Beta system now has multiple monitors

beta
monitoring

#24

Hi,

the same goes for me. In the production pool everything is OK with my Servers but the beta systems i get e-mails, that my servers have a problem

https://web.beta.grundclock.com/user/urmvj7ct6ryi2dx6zmq

My restrict settings:
restrict default limited kod nomodify notrap nopeer noquery
restrict -6 default limited kod nomodify notrap nopeer noquery

I have no idea what is going on there


#25

Hi,

The “4 samples” monitor was getting “not in sync” responses it looks like, maybe it’s being rate limited? Which version of ntpd do you run? I wonder if the monitor is more aggressive than ‘ntpdate’ (that was what I was trying to emulate with the 4 requests, 2 seconds between each).

https://web.beta.grundclock.com/scores/78.46.60.40/log?limit=500&monitor=12


#26

Hi,

both Time-Servers are on Ubuntu 16.04 with ntpd Ver. 4.2.8p4.

After reviewing some online sources and this thread, i added the following to the configuration: discard average 2 minimum 1. Since then it seems to be ok.
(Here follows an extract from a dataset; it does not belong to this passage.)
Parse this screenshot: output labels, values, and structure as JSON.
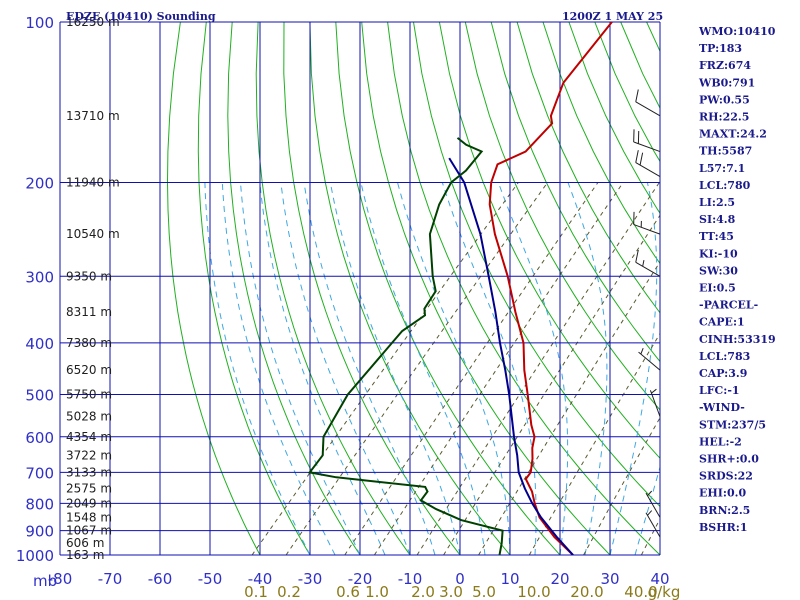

I think this was an issue with rate limiting.


#27

[ eh, I was quoting 4.1.1 docs – no wonder I was confused by this! So edited below ]

I put ‘limited’ in the default configuration suggestions on http://www.pool.ntp.org/join/configuration.html – so assuming that’s reasonable then the monitoring system should be working with that default configuration.

The system should be waiting 2 seconds between each query and the default “minimum” setting is that, so I don’t understand why it’s not working. @bhueske I haven’t taken time to read the tcpdump you sent properly. Can you summarize it for me (and everyone else)?

http://doc.ntp.org/current-stable/accopt.html


#28

Do the monitoring systems for the normal pool and beta pool query independently from the same IPs? If so, and a server is in both pools, and they both happened to query around the same time, it could be a problem. But that sounds quite rare.


#29

The “4 samples” monitor should be using a separate IP. The “normal” one shares an IP between the normal pool and the beta pool (currently).


#30

Yikes! I think the “Los Angeles (4 samples)” beta monitor was running old code that wasn’t waiting 2 seconds between each query. I fixed it just now. Hopefully that solves the unexpected errors. :-/ Sorry about that!


#31

It looks like there may still be some issues with the LA (4 samples) beta monitor (either that or I’m having inexplicable routing issues with only that monitoring node). Every other monitor in the beta system, plus all the ones on the main system are having no issues with my systems, but that LA (4 samples) beta monitor is consistently failing talking to my systems.


#32

I think I still see the “4 samples” monitor sending 4 requests with no delay between them. I wanted to look at the code to see how it works. The original post says the old monitor written in perl was replaced, but there is no link to the new one :slight_smile: .


#33

Yikes! Indeed. I made the change in February, but either messed up pushing it to the server or restarting the right process. My workflow hadn’t caught up to two IPv4 monitors running on the same server, I think.

Thank you for pointing this out. I restarted it now and verified the behavior by staring at tcpdump for a bit.

The code for the monitor is at https://github.com/ntppool/monitor


#34

Thanks for looking into it.

I’m not sure if it’s intended, but I no longer see the monitoring host making any bursts. In tcpdump output I see about 6 requests per hour and it’s a mix of NTPv3 and NTPv4 requests.


#35

Is the beta site intended to be more strict when it comes to handing out scores?

E.g.

http://www.pool.ntp.org/scores/72.14.181.128
https://web.beta.grundclock.com/scores/72.14.181.128

I noticed that the graphs have different time scales, but even accounting for that, the scores from the new site are consistently lower. By the way, is there a means (like a HTTP GET variable) to sync up the x axes of the graphs between the two sites?

Thanks!


#36

This topic was automatically closed 51 days after the last reply. New replies are no longer allowed.